The battle to win China Netcom is already shaping up to be one of the most keenly fought mandates of 2002, with Goldman Sachs a clear front runner because of its close relationship with the old China Netcom management and particularly its entrepreneurial and politically well-connected head Edward Tien. The 38-year old, who has built China Netcom into an efficient company of less than 5,000 employees since inception in 1999, is also tipped to become the new CEO of the northern company, which will retain the China Netcom name.

Goldman, along with News Corp, Bank of China and China Construction Bank purchased a combined 12% stake in China Netcom for $325 million earlier this year, although their shareholdings are likely to be heavily diluted in the new entity.

Because of its shareholding, BOCI Capital is also likely to be frontrunner for domestic advisor. Other international banks with strong credentials will include UBS Warburg, which has been working with both Goldman and BOCI Capital on the Bank of China IPO and is keen to further its Chinese privatization credentials.

So too, Salomon Smith Barney now has the services of Margaret Ren, one of the most well connected bankers in the Mainland telecoms sector and a well-respected pan Asian telecoms team behind her. Following its recent hiring of CICC head Carl Walters, JPMorgan will also be hoping to leverage his advisory experience with the old China Telecom.

In some respects, telecom experts believe that China Netcom has a number of advantages over China Telecom South. Although it is a much smaller proposition, the inclusion of the old China Netcom gives the company a valuable national fibre optic network, which can be teamed up with the underutilized packet switching capabilities of China Telecom's Data Bureau.
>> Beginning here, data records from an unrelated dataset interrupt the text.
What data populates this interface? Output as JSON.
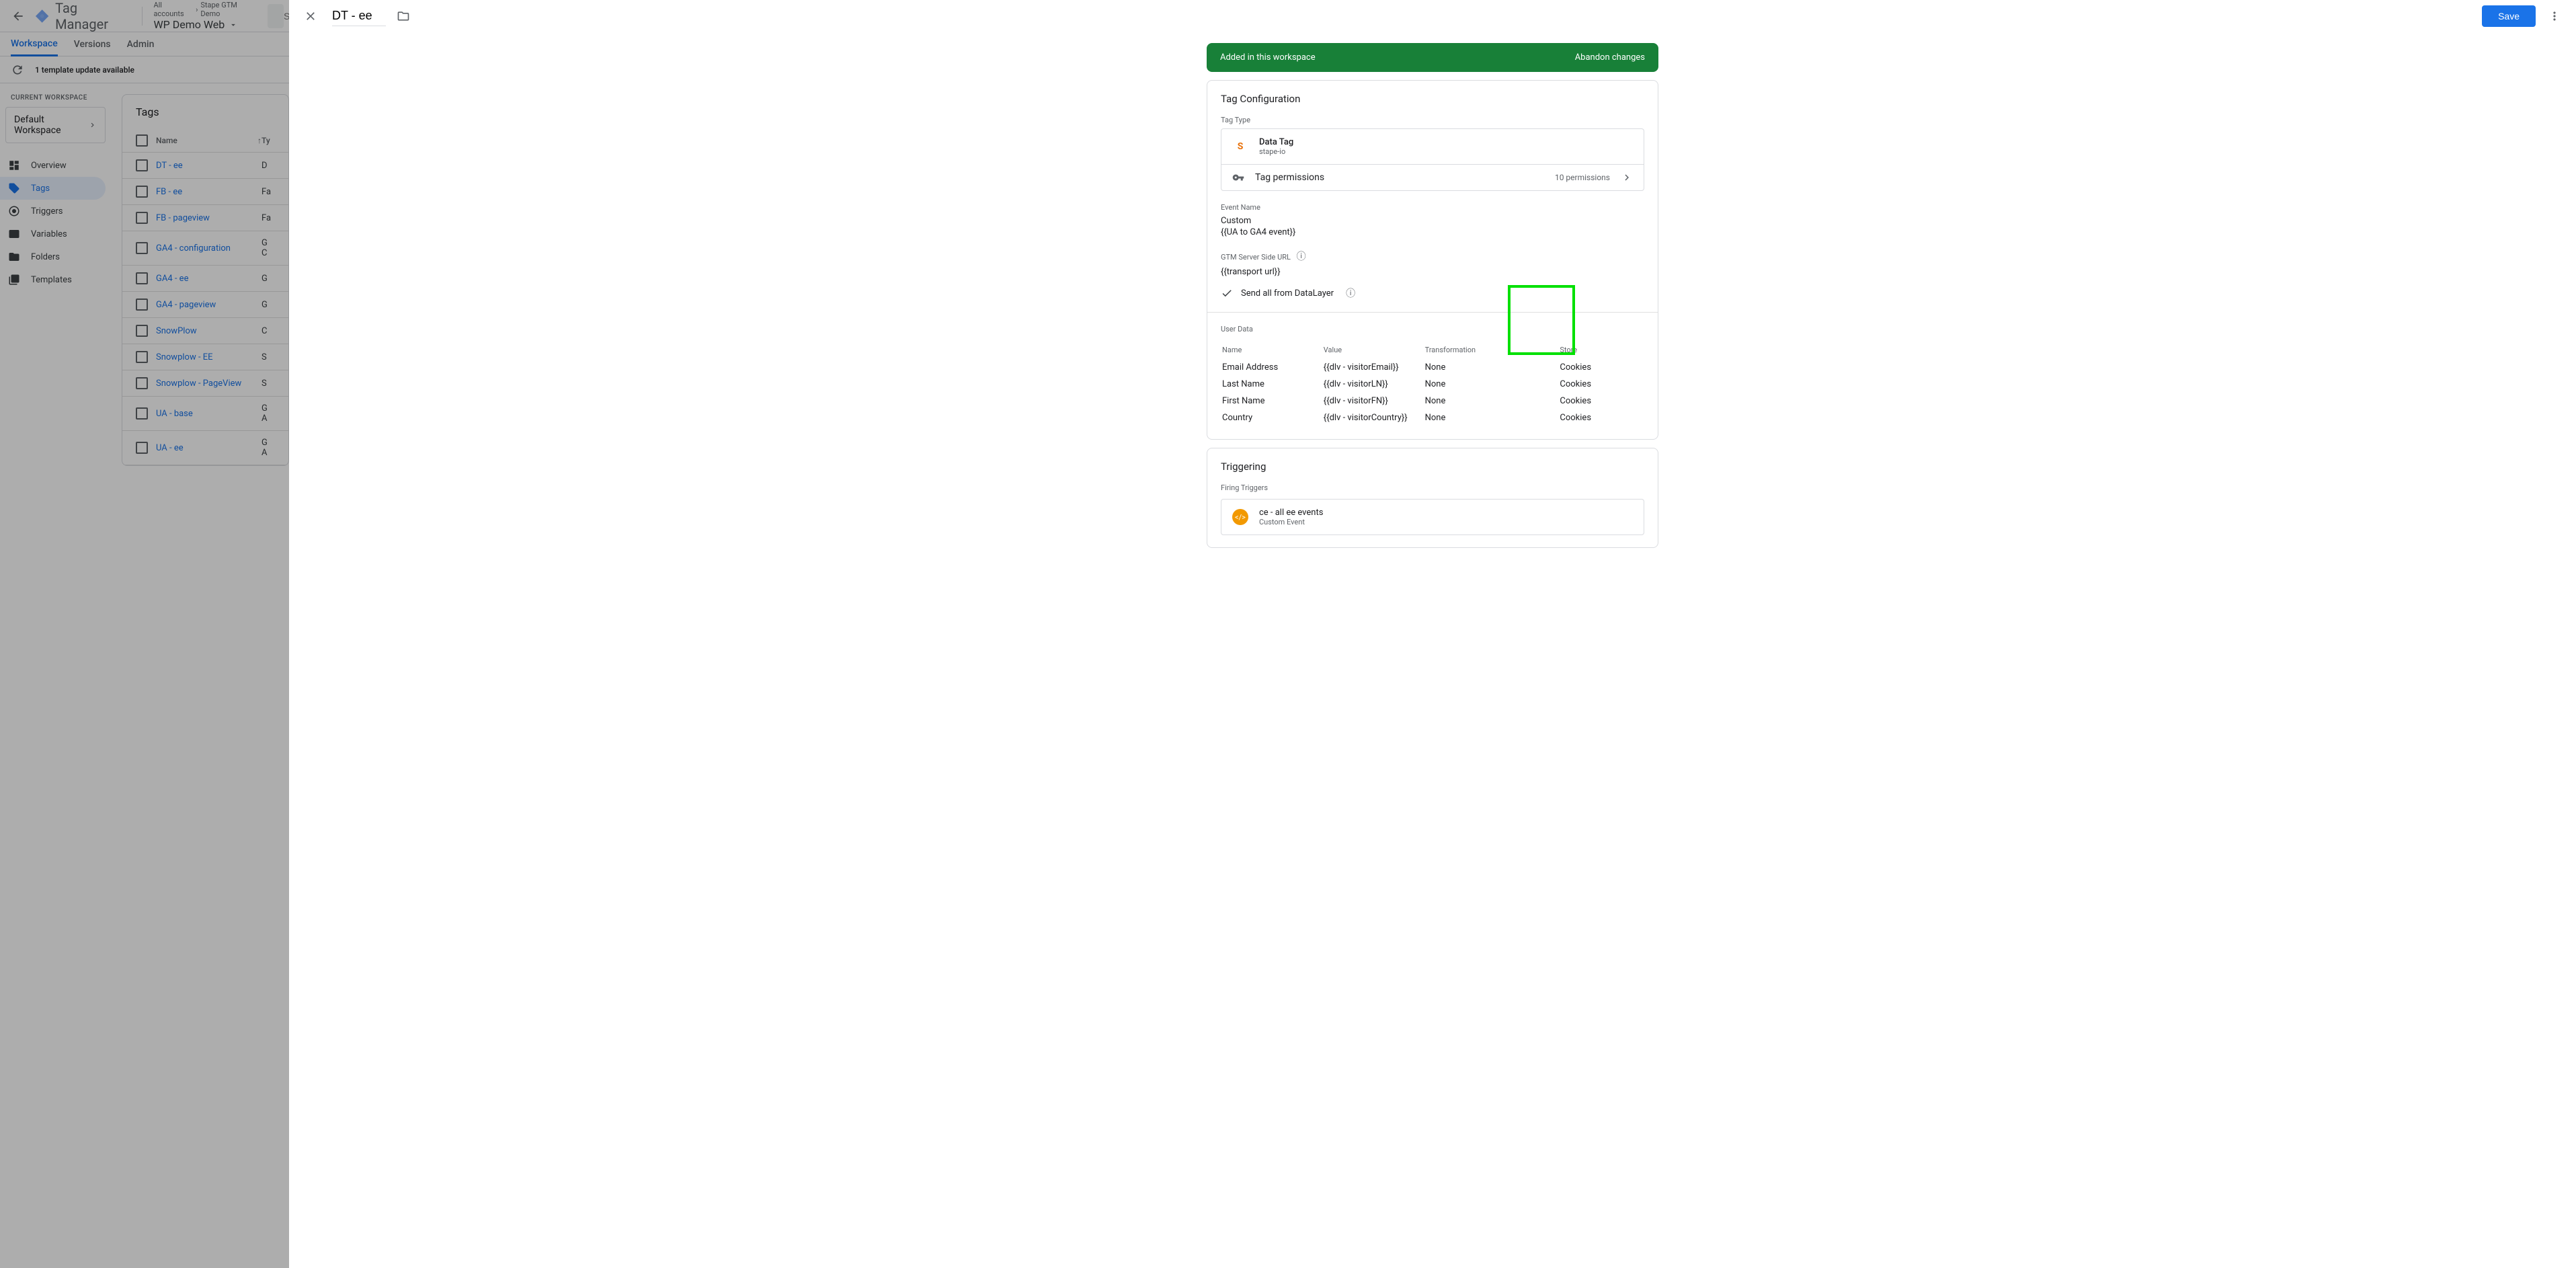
{
  "header": {
    "product": "Tag Manager",
    "breadcrumb_prefix": "All accounts",
    "breadcrumb_account": "Stape GTM Demo",
    "container_name": "WP Demo Web",
    "search_placeholder": "Search wo"
  },
  "tabs": {
    "workspace": "Workspace",
    "versions": "Versions",
    "admin": "Admin"
  },
  "update_notice": "1 template update available",
  "sidebar": {
    "current_ws_label": "CURRENT WORKSPACE",
    "ws_name": "Default Workspace",
    "nav": {
      "overview": "Overview",
      "tags": "Tags",
      "triggers": "Triggers",
      "variables": "Variables",
      "folders": "Folders",
      "templates": "Templates"
    }
  },
  "tags_panel": {
    "title": "Tags",
    "col_name": "Name",
    "col_type": "Ty",
    "rows": [
      {
        "name": "DT - ee",
        "type": "D"
      },
      {
        "name": "FB - ee",
        "type": "Fa"
      },
      {
        "name": "FB - pageview",
        "type": "Fa"
      },
      {
        "name": "GA4 - configuration",
        "type": "G\nC"
      },
      {
        "name": "GA4 - ee",
        "type": "G"
      },
      {
        "name": "GA4 - pageview",
        "type": "G"
      },
      {
        "name": "SnowPlow",
        "type": "C"
      },
      {
        "name": "Snowplow - EE",
        "type": "S"
      },
      {
        "name": "Snowplow - PageView",
        "type": "S"
      },
      {
        "name": "UA - base",
        "type": "G\nA"
      },
      {
        "name": "UA - ee",
        "type": "G\nA"
      }
    ]
  },
  "panel": {
    "title": "DT - ee",
    "save": "Save",
    "banner_text": "Added in this workspace",
    "abandon": "Abandon changes",
    "config_title": "Tag Configuration",
    "tag_type_label": "Tag Type",
    "tag_type_name": "Data Tag",
    "tag_type_vendor": "stape-io",
    "perm_label": "Tag permissions",
    "perm_count": "10 permissions",
    "event_name_label": "Event Name",
    "event_name_value": "Custom",
    "event_name_var": "{{UA to GA4 event}}",
    "gtm_url_label": "GTM Server Side URL",
    "gtm_url_value": "{{transport url}}",
    "send_dl": "Send all from DataLayer",
    "user_data_label": "User Data",
    "user_data_cols": {
      "name": "Name",
      "value": "Value",
      "transformation": "Transformation",
      "store": "Store"
    },
    "user_data_rows": [
      {
        "name": "Email Address",
        "value": "{{dlv - visitorEmail}}",
        "transformation": "None",
        "store": "Cookies"
      },
      {
        "name": "Last Name",
        "value": "{{dlv - visitorLN}}",
        "transformation": "None",
        "store": "Cookies"
      },
      {
        "name": "First Name",
        "value": "{{dlv - visitorFN}}",
        "transformation": "None",
        "store": "Cookies"
      },
      {
        "name": "Country",
        "value": "{{dlv - visitorCountry}}",
        "transformation": "None",
        "store": "Cookies"
      }
    ],
    "triggering_title": "Triggering",
    "firing_label": "Firing Triggers",
    "trigger_name": "ce - all ee events",
    "trigger_type": "Custom Event"
  }
}
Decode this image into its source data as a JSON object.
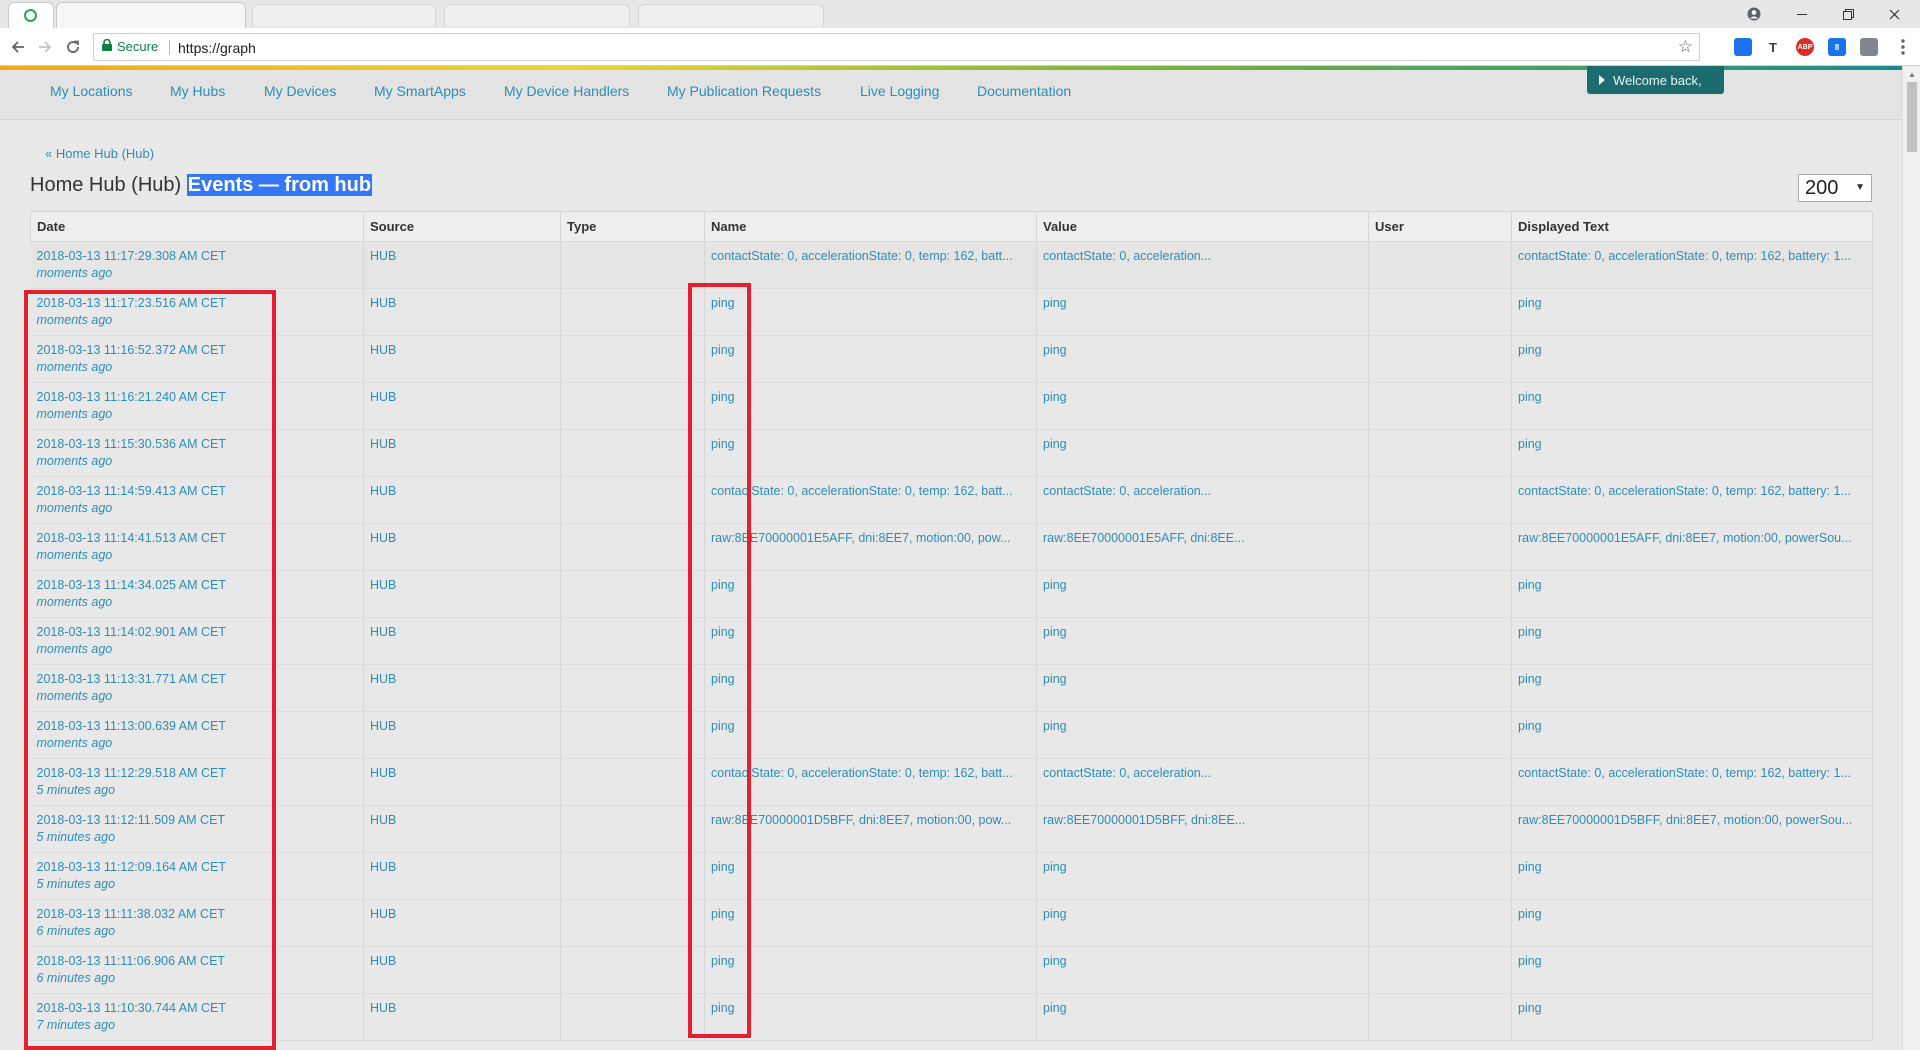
{
  "browser": {
    "secure_label": "Secure",
    "url": "https://graph",
    "icons": [
      "back-icon",
      "forward-icon",
      "reload-icon",
      "lock-icon",
      "star-icon",
      "menu-icon",
      "account-icon"
    ]
  },
  "extensions": [
    {
      "name": "extension-blue-icon",
      "color": "#1a73e8",
      "text": ""
    },
    {
      "name": "extension-t-icon",
      "color": "#3c4043",
      "text": "T"
    },
    {
      "name": "extension-abp-icon",
      "color": "#d93025",
      "text": "ABP"
    },
    {
      "name": "extension-badge-icon",
      "color": "#1a73e8",
      "text": "8"
    },
    {
      "name": "extension-gray-icon",
      "color": "#80868b",
      "text": ""
    }
  ],
  "nav": {
    "items": [
      "My Locations",
      "My Hubs",
      "My Devices",
      "My SmartApps",
      "My Device Handlers",
      "My Publication Requests",
      "Live Logging",
      "Documentation"
    ],
    "welcome": "Welcome back,"
  },
  "breadcrumb": "« Home Hub (Hub)",
  "title": {
    "prefix": "Home Hub (Hub)",
    "highlight": "Events — from hub"
  },
  "max_events": "200",
  "table": {
    "headers": [
      "Date",
      "Source",
      "Type",
      "Name",
      "Value",
      "User",
      "Displayed Text"
    ],
    "rows": [
      {
        "date": "2018-03-13 11:17:29.308 AM CET",
        "rel": "moments ago",
        "source": "HUB",
        "type": "",
        "name": "contactState: 0, accelerationState: 0, temp: 162, batt...",
        "value": "contactState: 0, acceleration...",
        "user": "",
        "text": "contactState: 0, accelerationState: 0, temp: 162, battery: 1..."
      },
      {
        "date": "2018-03-13 11:17:23.516 AM CET",
        "rel": "moments ago",
        "source": "HUB",
        "type": "",
        "name": "ping",
        "value": "ping",
        "user": "",
        "text": "ping"
      },
      {
        "date": "2018-03-13 11:16:52.372 AM CET",
        "rel": "moments ago",
        "source": "HUB",
        "type": "",
        "name": "ping",
        "value": "ping",
        "user": "",
        "text": "ping"
      },
      {
        "date": "2018-03-13 11:16:21.240 AM CET",
        "rel": "moments ago",
        "source": "HUB",
        "type": "",
        "name": "ping",
        "value": "ping",
        "user": "",
        "text": "ping"
      },
      {
        "date": "2018-03-13 11:15:30.536 AM CET",
        "rel": "moments ago",
        "source": "HUB",
        "type": "",
        "name": "ping",
        "value": "ping",
        "user": "",
        "text": "ping"
      },
      {
        "date": "2018-03-13 11:14:59.413 AM CET",
        "rel": "moments ago",
        "source": "HUB",
        "type": "",
        "name": "contactState: 0, accelerationState: 0, temp: 162, batt...",
        "value": "contactState: 0, acceleration...",
        "user": "",
        "text": "contactState: 0, accelerationState: 0, temp: 162, battery: 1..."
      },
      {
        "date": "2018-03-13 11:14:41.513 AM CET",
        "rel": "moments ago",
        "source": "HUB",
        "type": "",
        "name": "raw:8EE70000001E5AFF, dni:8EE7, motion:00, pow...",
        "value": "raw:8EE70000001E5AFF, dni:8EE...",
        "user": "",
        "text": "raw:8EE70000001E5AFF, dni:8EE7, motion:00, powerSou..."
      },
      {
        "date": "2018-03-13 11:14:34.025 AM CET",
        "rel": "moments ago",
        "source": "HUB",
        "type": "",
        "name": "ping",
        "value": "ping",
        "user": "",
        "text": "ping"
      },
      {
        "date": "2018-03-13 11:14:02.901 AM CET",
        "rel": "moments ago",
        "source": "HUB",
        "type": "",
        "name": "ping",
        "value": "ping",
        "user": "",
        "text": "ping"
      },
      {
        "date": "2018-03-13 11:13:31.771 AM CET",
        "rel": "moments ago",
        "source": "HUB",
        "type": "",
        "name": "ping",
        "value": "ping",
        "user": "",
        "text": "ping"
      },
      {
        "date": "2018-03-13 11:13:00.639 AM CET",
        "rel": "moments ago",
        "source": "HUB",
        "type": "",
        "name": "ping",
        "value": "ping",
        "user": "",
        "text": "ping"
      },
      {
        "date": "2018-03-13 11:12:29.518 AM CET",
        "rel": "5 minutes ago",
        "source": "HUB",
        "type": "",
        "name": "contactState: 0, accelerationState: 0, temp: 162, batt...",
        "value": "contactState: 0, acceleration...",
        "user": "",
        "text": "contactState: 0, accelerationState: 0, temp: 162, battery: 1..."
      },
      {
        "date": "2018-03-13 11:12:11.509 AM CET",
        "rel": "5 minutes ago",
        "source": "HUB",
        "type": "",
        "name": "raw:8EE70000001D5BFF, dni:8EE7, motion:00, pow...",
        "value": "raw:8EE70000001D5BFF, dni:8EE...",
        "user": "",
        "text": "raw:8EE70000001D5BFF, dni:8EE7, motion:00, powerSou..."
      },
      {
        "date": "2018-03-13 11:12:09.164 AM CET",
        "rel": "5 minutes ago",
        "source": "HUB",
        "type": "",
        "name": "ping",
        "value": "ping",
        "user": "",
        "text": "ping"
      },
      {
        "date": "2018-03-13 11:11:38.032 AM CET",
        "rel": "6 minutes ago",
        "source": "HUB",
        "type": "",
        "name": "ping",
        "value": "ping",
        "user": "",
        "text": "ping"
      },
      {
        "date": "2018-03-13 11:11:06.906 AM CET",
        "rel": "6 minutes ago",
        "source": "HUB",
        "type": "",
        "name": "ping",
        "value": "ping",
        "user": "",
        "text": "ping"
      },
      {
        "date": "2018-03-13 11:10:30.744 AM CET",
        "rel": "7 minutes ago",
        "source": "HUB",
        "type": "",
        "name": "ping",
        "value": "ping",
        "user": "",
        "text": "ping"
      }
    ]
  },
  "colors": {
    "link": "#2e8db5",
    "annotation": "#e4202e",
    "welcome_bg": "#1c6b6f",
    "highlight": "#3478f6"
  }
}
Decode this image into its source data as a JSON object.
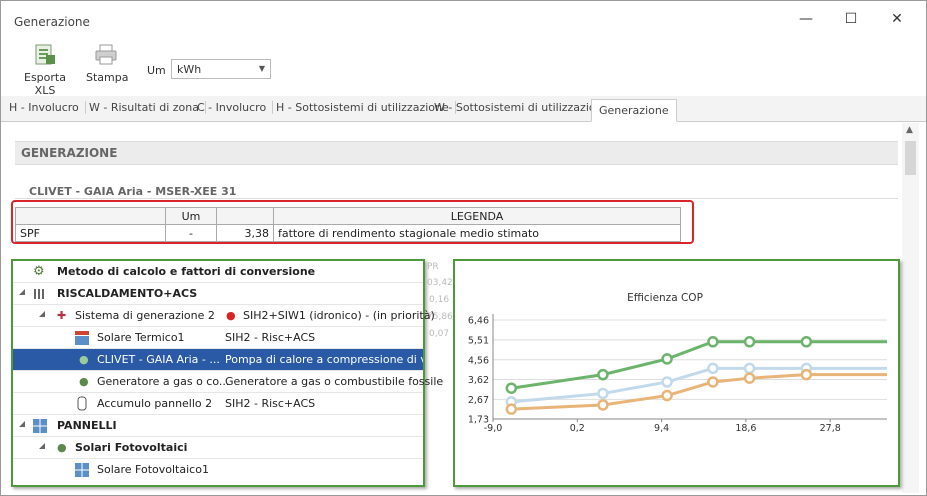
{
  "window": {
    "title": "Generazione",
    "minimize": "—",
    "maximize": "☐",
    "close": "✕"
  },
  "toolbar": {
    "export_label": "Esporta XLS",
    "print_label": "Stampa",
    "um_label": "Um",
    "um_value": "kWh"
  },
  "tabs": [
    "H - Involucro",
    "W - Risultati di zona",
    "C - Involucro",
    "H - Sottosistemi di utilizzazione",
    "W - Sottosistemi di utilizzazione",
    "Generazione"
  ],
  "section_title": "GENERAZIONE",
  "unit_title": "CLIVET - GAIA Aria - MSER-XEE 31",
  "spf_table": {
    "headers": [
      "",
      "Um",
      "",
      "LEGENDA"
    ],
    "row": [
      "SPF",
      "-",
      "3,38",
      "fattore di rendimento stagionale medio stimato"
    ]
  },
  "tree": {
    "rows": [
      {
        "label": "Metodo di calcolo e fattori di conversione",
        "value": ""
      },
      {
        "label": "RISCALDAMENTO+ACS",
        "value": ""
      },
      {
        "label": "Sistema di generazione 2",
        "value": "SIH2+SIW1 (idronico) - (in priorità)"
      },
      {
        "label": "Solare Termico1",
        "value": "SIH2 - Risc+ACS"
      },
      {
        "label": "CLIVET - GAIA Aria - ...",
        "value": "Pompa di calore a compressione di va..."
      },
      {
        "label": "Generatore a gas o co...",
        "value": "Generatore a gas o combustibile fossile"
      },
      {
        "label": "Accumulo pannello 2",
        "value": "SIH2 - Risc+ACS"
      },
      {
        "label": "PANNELLI",
        "value": ""
      },
      {
        "label": "Solari Fotovoltaici",
        "value": ""
      },
      {
        "label": "Solare Fotovoltaico1",
        "value": ""
      }
    ]
  },
  "ghost_values": [
    "PR",
    "03,42",
    "0,16",
    "75,86",
    "0,07"
  ],
  "chart_data": {
    "type": "line",
    "title": "Efficienza COP",
    "xlim": [
      -9.0,
      34.0
    ],
    "ylim": [
      1.73,
      6.46
    ],
    "x_ticks": [
      "-9,0",
      "0,2",
      "9,4",
      "18,6",
      "27,8"
    ],
    "y_ticks": [
      "6,46",
      "5,51",
      "4,56",
      "3,62",
      "2,67",
      "1,73"
    ],
    "series": [
      {
        "color": "#6cb36c",
        "x": [
          -7,
          3,
          10,
          15,
          19,
          25.2,
          34
        ],
        "y": [
          3.2,
          3.85,
          4.6,
          5.42,
          5.42,
          5.42,
          5.42
        ]
      },
      {
        "color": "#c2d9ec",
        "x": [
          -7,
          3,
          10,
          15,
          19,
          25.2,
          34
        ],
        "y": [
          2.55,
          2.95,
          3.5,
          4.15,
          4.15,
          4.15,
          4.15
        ]
      },
      {
        "color": "#e8b478",
        "x": [
          -7,
          3,
          10,
          15,
          19,
          25.2,
          34
        ],
        "y": [
          2.2,
          2.4,
          2.85,
          3.5,
          3.68,
          3.85,
          3.85
        ]
      }
    ],
    "marker_count": 6
  }
}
"Jitong Communications has also been thrown into the northern half," a banker explains, "although this has probably been designed to put it out of its misery since its fibre optic network has not been a success.

"But," he adds, "Netcom has a modern IP backbone and with the northern part of China Telecom, it gains scale and access. Future competition is not going to be adding new fixed line services, but in the high margin, low capex, data services business. Because it has a national network, Netcom has, at the very least, a heads up in this respect."

A second key consideration will be the government's attitude to awarding new mobile licenses. Uncertainty over this issue and billing methods has placed a heavy drag on the share prices of China Mobile and China Unicom all year. Although both companies have now rebounded from their 52 week lows, they have still vastly underperformed every single China index.

China Mobile closed Friday at HK$27.65, down 35.09% on the year and China Unicom at HK$8.90, down 25.52% on the year.

To the end of October, the Chinese government said that there were 136 million cellular users on the Mainland, up from 131 million in September and 175 million fixed line users, up from 171 million the previous month.